What is Organizational Culture?
An organization’s culture is its collective mindset. The patterns of widely shared (often unconscious) assumptions, beliefs, and values that form the basis of people’s ways of being, relating, and working, as well as the organization’s interaction with and success in its environment.
In other words, an organization’s culture shapes everything that takes place in that environment. How people interact, how things are done daily, and how culture change, organizational change and transformation is managed is all a direct reflection of an organization's culture.
What Kind of Culture Do You Have in Your Organization?
Take a moment to reflect on the culture in your organization.
- Does your culture reflect employees who are taken care of, or are your leaders inclined to pile work on them til they’re overwhelmed?
- How do your employees and leaders interact in times of stress and change?
- Is it acceptable for employees to ask questions, to say no, or to make suggestions for change?
- What gets rewarded or punished?
- What is the quality of working relationships?
- What is the level of authenticity and truth-telling?
- What gets monitored and/or reported?
- How are emotions handled?
- How are mistakes and breakdowns handled?
- Is there openness to learning and feedback?
- How is power used and/or shared?
- What is the level of cross-boundary support and collaboration?
- How are blame and rumors handled?
How Does Culture Change Impact the Success of Transformation?
Your corporate culture has a huge impact on the success of your transformational change initiatives. Any time you have a major organizational change underway, the organization’s culture is at play. It will either support the new state reality you are implementing, or block it.
Most likely, many of your organization’s patterns will surface as helpful or inhibiting as your organization shifts from its old ways of doing things to the new. The new strategies, structures, systems, processes, and/or technologies are likely so different from your current state that they require people to adopt new ways of being and working. Employees will likely have to change the way they interact with one another, what they choose to prioritize and focus on, and how their results are measured.
Without clear shifts in cultural norms and expectations, your organization’s change initiatives are likely to fail. Your culture has been developed to be successful in your company as it has been, not as you’d like it to be. Without cultural transformation at the most basic level, employees will soon revert to their old ways of working. You must make changes to culture overt and specific so people know what they need to do differently. Leaders should design the new culture to deliver on the new transformational and organizational change initiatives, so that employees can see how the new corporate culture will fit into the larger change picture.

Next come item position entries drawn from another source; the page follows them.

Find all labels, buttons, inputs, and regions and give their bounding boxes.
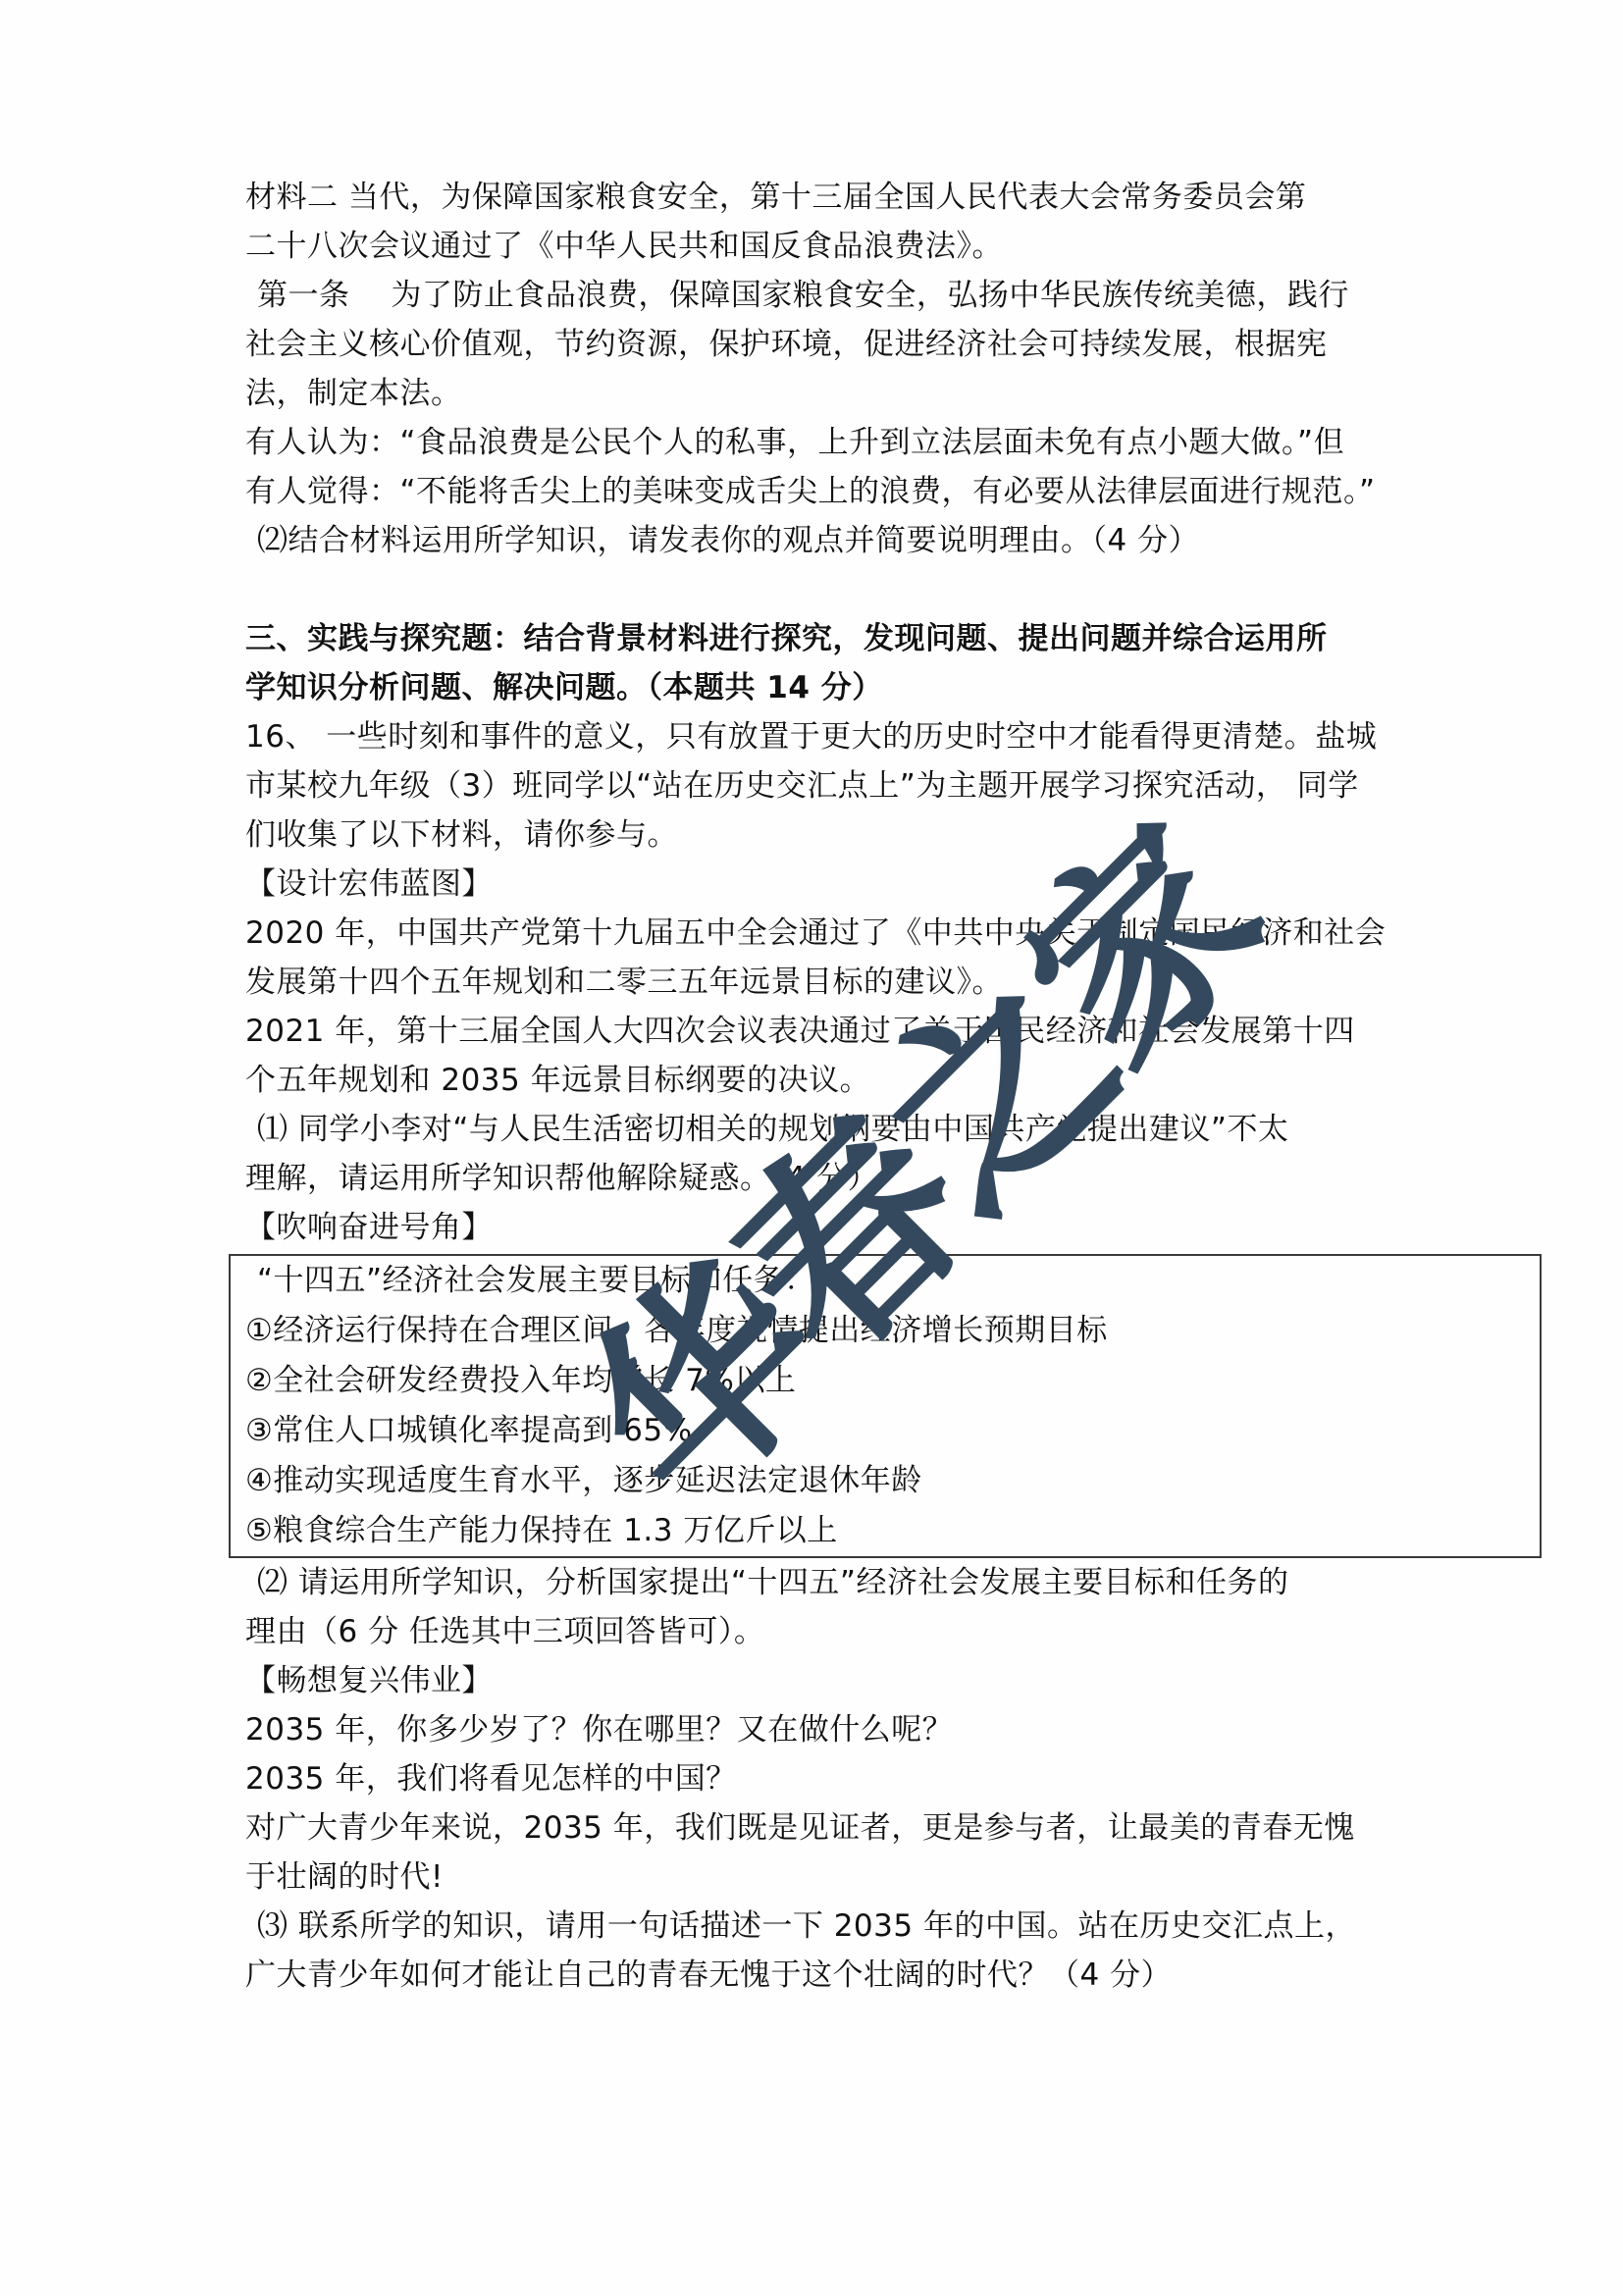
part2-question-line-1: ⑵ 请运用所学知识，分析国家提出“十四五”经济社会发展主要目标和任务的 [245, 1558, 1452, 1607]
question-2: ⑵结合材料运用所学知识，请发表你的观点并简要说明理由。（4 分） [245, 516, 1452, 565]
article-one-line-1: 第一条 为了防止食品浪费，保障国家粮食安全，弘扬中华民族传统美德，践行 [245, 271, 1452, 320]
part1-line-4: 个五年规划和 2035 年远景目标纲要的决议。 [245, 1056, 1452, 1105]
material-two-line-1: 材料二 当代，为保障国家粮食安全，第十三届全国人民代表大会常务委员会第 [245, 173, 1452, 222]
opinion-line-1: 有人认为：“食品浪费是公民个人的私事，上升到立法层面未免有点小题大做。”但 [245, 418, 1452, 467]
part3-question-line-1: ⑶ 联系所学的知识，请用一句话描述一下 2035 年的中国。站在历史交汇点上， [245, 1902, 1452, 1951]
part2-question-line-2: 理由（6 分 任选其中三项回答皆可）。 [245, 1607, 1452, 1656]
part1-line-3: 2021 年，第十三届全国人大四次会议表决通过了关于国民经济和社会发展第十四 [245, 1007, 1452, 1056]
part3-line-2: 2035 年，我们将看见怎样的中国？ [245, 1754, 1452, 1803]
part3-line-4: 于壮阔的时代! [245, 1852, 1452, 1902]
part1-title: 【设计宏伟蓝图】 [245, 860, 1452, 909]
part3-line-3: 对广大青少年来说，2035 年，我们既是见证者，更是参与者，让最美的青春无愧 [245, 1803, 1452, 1852]
spacer [245, 565, 1452, 614]
part1-question-line-2: 理解，请运用所学知识帮他解除疑惑。（4 分） [245, 1154, 1452, 1203]
part3-question-line-2: 广大青少年如何才能让自己的青春无愧于这个壮阔的时代？（4 分） [245, 1951, 1452, 2000]
part2-title: 【吹响奋进号角】 [245, 1203, 1452, 1252]
section-three: 三、实践与探究题：结合背景材料进行探究，发现问题、提出问题并综合运用所 学知识分… [245, 614, 1452, 2000]
q16-intro-line-3: 们收集了以下材料，请你参与。 [245, 810, 1452, 860]
part1-line-2: 发展第十四个五年规划和二零三五年远景目标的建议》。 [245, 958, 1452, 1007]
part1-line-1: 2020 年，中国共产党第十九届五中全会通过了《中共中央关于制定国民经济和社会 [245, 909, 1452, 958]
page-content: 材料二 当代，为保障国家粮食安全，第十三届全国人民代表大会常务委员会第 二十八次… [245, 173, 1452, 2000]
article-one-line-3: 法，制定本法。 [245, 369, 1452, 418]
goals-box: “十四五”经济社会发展主要目标和任务： ①经济运行保持在合理区间，各年度视情提出… [229, 1254, 1542, 1558]
part3-title: 【畅想复兴伟业】 [245, 1656, 1452, 1705]
goals-item-3: ③常住人口城镇化率提高到 65% [245, 1406, 1540, 1456]
section-heading-line-2: 学知识分析问题、解决问题。（本题共 14 分） [245, 663, 1452, 712]
opinion-line-2: 有人觉得：“不能将舌尖上的美味变成舌尖上的浪费，有必要从法律层面进行规范。” [245, 467, 1452, 516]
goals-item-5: ⑤粮食综合生产能力保持在 1.3 万亿斤以上 [245, 1506, 1540, 1556]
goals-item-4: ④推动实现适度生育水平，逐步延迟法定退休年龄 [245, 1456, 1540, 1506]
section-heading-line-1: 三、实践与探究题：结合背景材料进行探究，发现问题、提出问题并综合运用所 [245, 614, 1452, 663]
goals-box-heading: “十四五”经济社会发展主要目标和任务： [245, 1256, 1540, 1306]
exam-page: 材料二 当代，为保障国家粮食安全，第十三届全国人民代表大会常务委员会第 二十八次… [0, 0, 1623, 2296]
part1-question-line-1: ⑴ 同学小李对“与人民生活密切相关的规划纲要由中国共产党提出建议”不太 [245, 1105, 1452, 1154]
goals-item-1: ①经济运行保持在合理区间，各年度视情提出经济增长预期目标 [245, 1306, 1540, 1356]
article-one-line-2: 社会主义核心价值观，节约资源，保护环境，促进经济社会可持续发展，根据宪 [245, 320, 1452, 369]
goals-item-2: ②全社会研发经费投入年均增长 7%以上 [245, 1356, 1540, 1406]
material-two-line-2: 二十八次会议通过了《中华人民共和国反食品浪费法》。 [245, 222, 1452, 271]
material-two: 材料二 当代，为保障国家粮食安全，第十三届全国人民代表大会常务委员会第 二十八次… [245, 173, 1452, 565]
q16-intro-line-2: 市某校九年级（3）班同学以“站在历史交汇点上”为主题开展学习探究活动， 同学 [245, 761, 1452, 810]
q16-intro-line-1: 16、 一些时刻和事件的意义，只有放置于更大的历史时空中才能看得更清楚。盐城 [245, 712, 1452, 761]
part3-line-1: 2035 年，你多少岁了？你在哪里？又在做什么呢？ [245, 1705, 1452, 1754]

Cultural Transformation Starts with Leaders
Any major cultural transformation starts with an organization’s leaders. Leaders must model the new behaviors to provide a good example for employees, and to demonstrate that these changes are not temporary. If a leader does not demonstrate signs of change, it is unlikely that employees will take this initiative on their own. A leader must fully commit to and believe in the new culture. Employees will pick up on any hesitation or ambivalence about these plans. Showing that this change is a priority will inspire them to embrace the changes.
How Can Leaders Successfully Shift Organizational Culture?
Leadership and project attention to culture is essential from the beginning of the change process. It is never effective as a “bolt-on” strategy after implementation. Nor is it effective as a generalized communication: “We need to change our culture.” That does nothing to clarify exactly what must change for the new state to be successful and sustain its value over time.
Everyone required to make the change (leaders, managers, and employees) must be supported to act in pre-determined new ways for the change to take root and last. This shift is hard for many leaders to envision, as culture is not simple or tangible to define and change. However, this focus is always necessary for transformational change to succeed.
How Do You Reveal What Must Be Changed in an Organization's Culture?
An examination of the new state solution’s impact on culture will be the best place to reveal what must be changed. Leaders will need to assess what the current culture already has in place that supports their desired changes, and what blocks their new directions. They will need to identify the specific cultural indicators that will need to be changed or initiated. Examples of cultural indicators include the sharing and use of information, how rewards and punishments are used, how managers monitor the performance of their teams, how mistakes are handled, and so on. Look at what might negate or inhibit the successful execution of your new state.
Take some time to discover the following:
- What about the new state solution requires a shift in our culture? How, exactly?
- What cultural indicators work, block, or are needed for this change effort to succeed?
- What new behaviors are required to enact these new norms and practices?
- How can I, as a leader, model these behaviors?
- How can I communicate and engage my stakeholders so they can see the value in changing their fundamental way of working?
- What are the best ways of reinforcing the new cultural norms and behaviors so they stick?
Once you have answered these questions, you can begin to implement successful culture change. Keep the culture story alive as you communicate your Case for Change and Change Strategy. Keep it alive in you!